The Man Born Blind

March 22, 2020

Chapter Talk – Fourth Sunday of Lent – March 22, 2020, cycle-A 

“Seeing with the inner eye” – This pithy phrase is how the Jesuit scripture scholar, Fr. John Donahue, begins his commentary on this Sunday’s gospel reading.  One way I think we can express the focus of monastic life is to become more Christ-like in our seeing.  And this means that we have to face the reality that we all are, to varying degrees, blind.  The process of conversion involves purifying the eye of the heart so that we will see as God sees.  Self-knowledge is important to help us see where we are partial, where we are not seeing the full reality inside ourselves and outside, in the situations of daily life. If we do not begin from the basis that I am blind, or, wonder, am I seeing the whole picture, or am I partial in my view, then, in the end, as the gospel will tell us, we are indeed blind!

These words of Hans Urs von Balthasar bring us to a humble awareness.  He writes: “The Gospel’s long and dramatically told story of the healing of a man born blind culminates in the following alternatives: whoever recognizes that he owes his sight (his faith) to Christ, ultimately enters the light through the pure grace of the Lord; whoever thinks he sees and believes on his own account, without owing it to grace, is already blind and will ultimately be blind” (Light of the Word, p.58).

We are invited to view this gospel story as the unfolding of the blind man’s faith or the growth of faith…Faith enables us to see…faith connects us to Christ…it is our faith in the Christ life and the way of Christ that opens the heart to see: the truth of ourselves in any given moment, the truth of my sister or brother…and the truth that is God…Faith, von Balthasar implies, places us in the ambience of ‘grace’.

Conversion to a deepened faith: the eye of the heart continually needs this transformation…transformation into a living and growing faith.  The darkness that opposes life lurks around every corner of our being. We are naïve not to anticipate this or to be aware of it.  Every bit of murmuring that comes up in our hearts carries with it a cloud that blinds us to some degree…The emotion in the murmuring clouds the eye of the heart…and its result is that the heart becomes hardened or reactionary, and then, we are unable to view situations from a clear and wider horizon.  More specifically, the outcome is that the small still voice of the Spirit is shut down because the ego energy of defending or being right is so strong.  This is a hard pattern for all of us to change.  We see its power to control in the Pharisees conversation with the man born blind, who now sees.  They say to him: “You were born totally in sin, and you are trying to teach us.”  The Pharisees’ comments reflect their inflation with what they ‘know’, as well as their refusal to witness something new, their refusal to receive what challenges their ‘religious’ assumptions and learning.  The Pharisees have a tight-fisted control over the Jewish law and their understanding of it.  That tight-fisted understanding closes them off from a new way that is being presented through their encounter with the blind man and ultimately through the blind man with Jesus, Jesus the living Word that is a light shining in darkness.

How does faith help us to see?  Faith creates an inner shift by posing the question:  on what or on whom are we leaning?

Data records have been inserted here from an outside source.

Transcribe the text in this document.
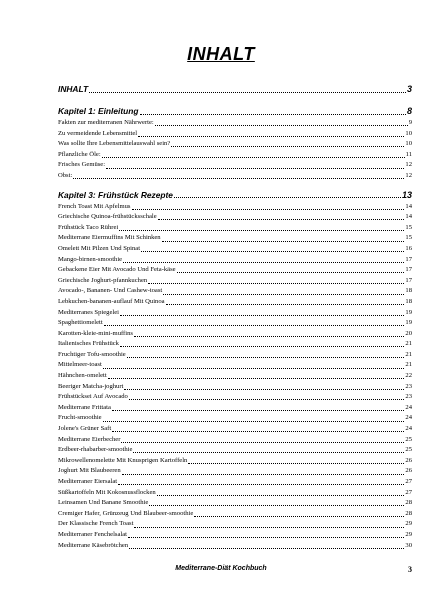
INHALT
INHALT	3
Kapitel 1: Einleitung	8
Fakten zur mediterranen Nährwerte:	9
Zu vermeidende Lebensmittel	10
Was sollte Ihre Lebensmittelauswahl sein?	10
Pflanzliche Öle:	11
Frisches Gemüse:	12
Obst:	12
Kapitel 3: Frühstück Rezepte	13
French Toast Mit Apfelmus	14
Griechische Quinoa-frühstücksschale	14
Frühstück Taco Rührei	15
Mediterrane Eiermuffins Mit Schinken	15
Omelett Mit Pilzen Und Spinat	16
Mango-birnen-smoothie	17
Gebackene Eier Mit Avocado Und Feta-käse	17
Griechische Joghurt-pfannkuchen	17
Avocado-, Bananen- Und Cashew-toast	18
Lebkuchen-bananen-auflauf Mit Quinoa	18
Mediterranes Spiegelei	19
Spaghettiomelett	19
Karotten-kleie-mini-muffins	20
Italienisches Frühstück	21
Fruchtiger Tofu-smoothie	21
Mittelmeer-toast	21
Hähnchen-omelett	22
Beeriger Matcha-joghurt	23
Frühstücksei Auf Avocado	23
Mediterrane Frittata	24
Frucht-smoothie	24
Jolene's Grüner Saft	24
Mediterrane Eierbecher	25
Erdbeer-rhabarber-smoothie	25
Mikrowellenomelette Mit Knusprigen Kartoffeln	26
Joghurt Mit Blaubeeren	26
Mediterraner Eiersalat	27
Süßkartoffeln Mit Kokosnussflocken	27
Leinsamen Und Banane Smoothie	28
Cremiger Hafer, Grünzeug Und Blaubeer-smoothie	28
Der Klassische French Toast	29
Mediterraner Fenchelsalat	29
Mediterrane Käsebrötchen	30
Mediterrane-Diät Kochbuch	3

On God?  This would be faith…or am I leaning on my self-righteous ego?  A good Lenten practice is to ponder: In what ways and in what situations do I claim to ‘see’?  Am I ready to question if I am truly seeing?  What is the emotion circling around my attachment to how I view a situation?  Am I open to take in another’s view, to consider it as I hold my own perspective ‘lightly’?  The anchor of faith places us in the ambience of grace where our ‘seeing’ becomes more Christ-like.  Seeing with the inner eye of faith: this brings us into the heart and mind of Christ, that is, a living encounter of grace.